We had planned to open the presentation with a comparison of the professions of translation and interpreting (T&I), but the students’ knowledge quickly exceeded our expectations. (It turned out the class was focused entirely on T&I!) Instead, we moved on to a discussion of what it takes to be a translator or interpreter, centered around the question, “Is being bilingual enough?”
With the 2018 Winter Olympic Games having commenced just the day before, we used an Olympics-themed analogy to make our point, asking students, “What would it take for you to compete against Usain Bolt?” It took no more than one response to cut to the chase: “Legs!”
Our point was that many things make Bolt the best in his sport, but without one vital “tool” in particular—his legs—none of those traits or skills would matter, because he wouldn’t even be able to set foot on the track. The same goes for T&I: to even attempt to perform the task, being bilingual is a prerequisite, but it hardly makes you the Usain Bolt of T&I. All it does is allow you to “compete”; that is, perform the task, however spectacularly or poorly you may perform.
Having gotten this ubiquitous question out of the way, we talked about what it really takes to be a translator (for example, excellent research, reading comprehension, and writing skills) or interpreter (memory, note-taking, and public speaking). We also described a day in the life of a translator versus an interpreter and shared a clip from a TED Talk on consecutive note-taking to demonstrate the intricacies of interpreting.

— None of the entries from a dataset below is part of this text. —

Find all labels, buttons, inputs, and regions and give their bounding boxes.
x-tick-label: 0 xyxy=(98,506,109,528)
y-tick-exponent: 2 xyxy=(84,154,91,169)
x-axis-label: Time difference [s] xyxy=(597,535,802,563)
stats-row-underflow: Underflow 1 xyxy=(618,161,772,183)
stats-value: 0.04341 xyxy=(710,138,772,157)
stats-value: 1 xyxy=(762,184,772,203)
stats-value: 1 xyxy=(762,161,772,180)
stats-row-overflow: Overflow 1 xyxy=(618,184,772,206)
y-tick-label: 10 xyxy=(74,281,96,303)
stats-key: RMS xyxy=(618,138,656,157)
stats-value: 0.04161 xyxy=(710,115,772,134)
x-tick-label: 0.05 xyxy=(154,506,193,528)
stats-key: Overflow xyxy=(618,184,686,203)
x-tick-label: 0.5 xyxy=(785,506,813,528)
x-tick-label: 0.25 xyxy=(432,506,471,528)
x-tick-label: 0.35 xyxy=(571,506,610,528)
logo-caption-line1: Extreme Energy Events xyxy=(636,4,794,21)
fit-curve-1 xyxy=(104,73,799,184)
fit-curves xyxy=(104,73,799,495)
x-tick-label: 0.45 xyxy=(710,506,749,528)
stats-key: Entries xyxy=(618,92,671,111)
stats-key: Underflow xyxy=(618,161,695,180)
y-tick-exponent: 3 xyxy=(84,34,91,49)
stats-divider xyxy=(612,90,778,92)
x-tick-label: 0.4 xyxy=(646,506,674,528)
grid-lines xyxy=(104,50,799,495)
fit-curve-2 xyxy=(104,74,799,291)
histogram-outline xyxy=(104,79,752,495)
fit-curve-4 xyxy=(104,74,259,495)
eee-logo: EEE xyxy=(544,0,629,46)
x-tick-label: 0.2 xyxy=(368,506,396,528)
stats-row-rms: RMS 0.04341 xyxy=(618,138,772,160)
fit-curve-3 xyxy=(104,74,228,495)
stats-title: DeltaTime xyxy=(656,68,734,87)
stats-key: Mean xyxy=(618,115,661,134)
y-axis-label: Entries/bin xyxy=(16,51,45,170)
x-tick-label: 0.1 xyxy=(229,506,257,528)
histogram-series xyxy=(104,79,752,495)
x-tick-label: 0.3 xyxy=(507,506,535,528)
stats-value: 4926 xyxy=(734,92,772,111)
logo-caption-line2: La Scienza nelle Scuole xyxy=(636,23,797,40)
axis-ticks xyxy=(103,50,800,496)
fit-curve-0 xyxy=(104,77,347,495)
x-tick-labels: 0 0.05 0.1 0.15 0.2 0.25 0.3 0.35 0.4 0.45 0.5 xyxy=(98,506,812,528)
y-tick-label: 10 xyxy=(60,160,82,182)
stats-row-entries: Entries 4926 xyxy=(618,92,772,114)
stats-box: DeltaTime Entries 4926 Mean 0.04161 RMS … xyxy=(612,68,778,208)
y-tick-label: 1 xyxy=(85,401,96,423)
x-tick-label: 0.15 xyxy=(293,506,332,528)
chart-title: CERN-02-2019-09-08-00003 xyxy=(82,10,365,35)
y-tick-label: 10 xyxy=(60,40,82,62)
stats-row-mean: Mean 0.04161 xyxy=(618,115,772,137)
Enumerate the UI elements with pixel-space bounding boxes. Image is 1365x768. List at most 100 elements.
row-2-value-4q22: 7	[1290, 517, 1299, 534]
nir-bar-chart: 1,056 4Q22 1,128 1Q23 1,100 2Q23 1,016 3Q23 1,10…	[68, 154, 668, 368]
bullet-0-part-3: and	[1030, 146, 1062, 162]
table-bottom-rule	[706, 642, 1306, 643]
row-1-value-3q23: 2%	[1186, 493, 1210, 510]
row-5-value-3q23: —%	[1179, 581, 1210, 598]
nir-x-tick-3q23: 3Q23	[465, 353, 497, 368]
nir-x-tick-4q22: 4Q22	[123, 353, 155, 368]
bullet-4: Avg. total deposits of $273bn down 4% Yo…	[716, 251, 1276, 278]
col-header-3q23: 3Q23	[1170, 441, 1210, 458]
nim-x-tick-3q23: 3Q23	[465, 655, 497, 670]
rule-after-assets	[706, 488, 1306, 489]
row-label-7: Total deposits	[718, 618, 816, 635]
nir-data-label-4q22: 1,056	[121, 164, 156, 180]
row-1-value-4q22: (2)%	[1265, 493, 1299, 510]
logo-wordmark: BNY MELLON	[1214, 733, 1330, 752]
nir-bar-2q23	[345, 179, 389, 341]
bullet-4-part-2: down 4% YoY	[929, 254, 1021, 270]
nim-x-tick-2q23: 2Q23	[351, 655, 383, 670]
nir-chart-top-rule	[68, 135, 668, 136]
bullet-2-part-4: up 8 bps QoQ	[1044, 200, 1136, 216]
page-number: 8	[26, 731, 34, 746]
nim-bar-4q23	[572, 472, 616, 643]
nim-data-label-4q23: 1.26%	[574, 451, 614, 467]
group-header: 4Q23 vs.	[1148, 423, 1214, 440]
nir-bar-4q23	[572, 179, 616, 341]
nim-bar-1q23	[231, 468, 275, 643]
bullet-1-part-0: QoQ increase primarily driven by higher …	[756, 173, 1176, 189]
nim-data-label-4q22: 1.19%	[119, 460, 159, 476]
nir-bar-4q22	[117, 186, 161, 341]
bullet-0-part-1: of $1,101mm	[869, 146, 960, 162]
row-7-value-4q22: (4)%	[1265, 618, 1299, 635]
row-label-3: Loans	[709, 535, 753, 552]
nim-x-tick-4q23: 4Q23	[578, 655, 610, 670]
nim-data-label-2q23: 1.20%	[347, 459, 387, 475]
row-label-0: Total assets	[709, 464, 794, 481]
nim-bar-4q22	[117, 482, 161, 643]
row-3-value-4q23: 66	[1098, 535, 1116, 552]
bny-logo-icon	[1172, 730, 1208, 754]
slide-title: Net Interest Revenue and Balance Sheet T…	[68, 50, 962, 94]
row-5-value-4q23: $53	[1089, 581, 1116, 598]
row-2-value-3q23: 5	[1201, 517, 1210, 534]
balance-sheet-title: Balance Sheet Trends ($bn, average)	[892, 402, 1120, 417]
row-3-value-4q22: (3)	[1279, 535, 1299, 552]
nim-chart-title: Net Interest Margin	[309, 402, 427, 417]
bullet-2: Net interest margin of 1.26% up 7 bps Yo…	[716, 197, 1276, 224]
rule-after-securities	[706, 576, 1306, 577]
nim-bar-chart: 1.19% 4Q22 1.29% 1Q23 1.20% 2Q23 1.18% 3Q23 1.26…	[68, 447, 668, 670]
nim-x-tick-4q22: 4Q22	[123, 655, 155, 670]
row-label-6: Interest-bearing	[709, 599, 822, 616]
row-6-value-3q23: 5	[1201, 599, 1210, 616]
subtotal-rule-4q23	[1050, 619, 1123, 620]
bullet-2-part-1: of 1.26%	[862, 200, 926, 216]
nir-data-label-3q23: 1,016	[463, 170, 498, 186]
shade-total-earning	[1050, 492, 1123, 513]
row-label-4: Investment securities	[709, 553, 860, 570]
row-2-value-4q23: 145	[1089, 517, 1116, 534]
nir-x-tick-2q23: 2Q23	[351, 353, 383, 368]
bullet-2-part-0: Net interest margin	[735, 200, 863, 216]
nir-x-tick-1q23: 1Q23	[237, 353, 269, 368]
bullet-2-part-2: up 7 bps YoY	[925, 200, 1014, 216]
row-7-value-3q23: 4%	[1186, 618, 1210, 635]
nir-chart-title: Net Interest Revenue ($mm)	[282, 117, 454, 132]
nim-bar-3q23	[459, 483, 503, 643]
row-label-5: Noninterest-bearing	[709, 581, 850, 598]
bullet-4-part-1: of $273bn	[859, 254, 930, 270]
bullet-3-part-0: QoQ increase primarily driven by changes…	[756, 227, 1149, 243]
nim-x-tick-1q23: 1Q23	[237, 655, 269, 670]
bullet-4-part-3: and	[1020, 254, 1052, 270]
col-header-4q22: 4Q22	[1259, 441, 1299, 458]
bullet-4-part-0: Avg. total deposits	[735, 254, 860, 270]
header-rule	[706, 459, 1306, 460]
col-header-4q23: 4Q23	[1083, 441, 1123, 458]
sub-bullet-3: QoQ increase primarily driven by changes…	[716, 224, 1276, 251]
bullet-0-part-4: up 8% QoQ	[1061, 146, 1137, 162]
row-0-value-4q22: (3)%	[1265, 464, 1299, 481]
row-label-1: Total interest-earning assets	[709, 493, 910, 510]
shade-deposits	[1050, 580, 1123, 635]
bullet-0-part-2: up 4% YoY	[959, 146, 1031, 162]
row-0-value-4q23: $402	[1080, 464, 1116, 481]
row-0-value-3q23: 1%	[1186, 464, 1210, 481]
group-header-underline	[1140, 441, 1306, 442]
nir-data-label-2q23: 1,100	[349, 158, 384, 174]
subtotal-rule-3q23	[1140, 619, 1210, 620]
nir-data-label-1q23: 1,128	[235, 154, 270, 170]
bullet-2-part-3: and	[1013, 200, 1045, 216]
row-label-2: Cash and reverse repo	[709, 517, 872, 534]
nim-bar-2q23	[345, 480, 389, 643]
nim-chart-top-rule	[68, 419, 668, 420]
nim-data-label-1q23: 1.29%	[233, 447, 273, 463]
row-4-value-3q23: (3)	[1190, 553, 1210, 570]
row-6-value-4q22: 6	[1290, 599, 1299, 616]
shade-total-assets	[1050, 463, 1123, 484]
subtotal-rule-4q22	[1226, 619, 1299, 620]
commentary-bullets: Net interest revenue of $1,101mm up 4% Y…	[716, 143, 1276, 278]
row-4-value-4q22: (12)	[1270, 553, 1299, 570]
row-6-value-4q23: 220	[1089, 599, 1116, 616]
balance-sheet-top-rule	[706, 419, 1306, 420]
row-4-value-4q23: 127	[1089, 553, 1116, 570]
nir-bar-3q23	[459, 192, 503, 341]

One of the most enjoyable moments for me was a hands-on translation activity in which students had the opportunity to best the top machine translation software by translating the Spanish proverb “A caballo regalado, no le mires el dentado.” Students quickly provided an accurate translation (“Don’t look a gift horse in the mouth”), proving their ability to provide a much more eloquent rendering than those suggested by DeepL and Google Translate.
Before wrapping up, we touched on certification, education, and training opportunities in T&I, as well as professional organizations.
I left feeling exhilarated. Seeing students so engaged with our work reminded me of how lucky I am to love what I do.
The following day, I shared our materials with the teacher via email. She sent thanks and a reflection on the impact of our talk: “When I saw my least motivated heritage student pick up the biggest dictionary, I knew she was inspired to be a translator because of you.”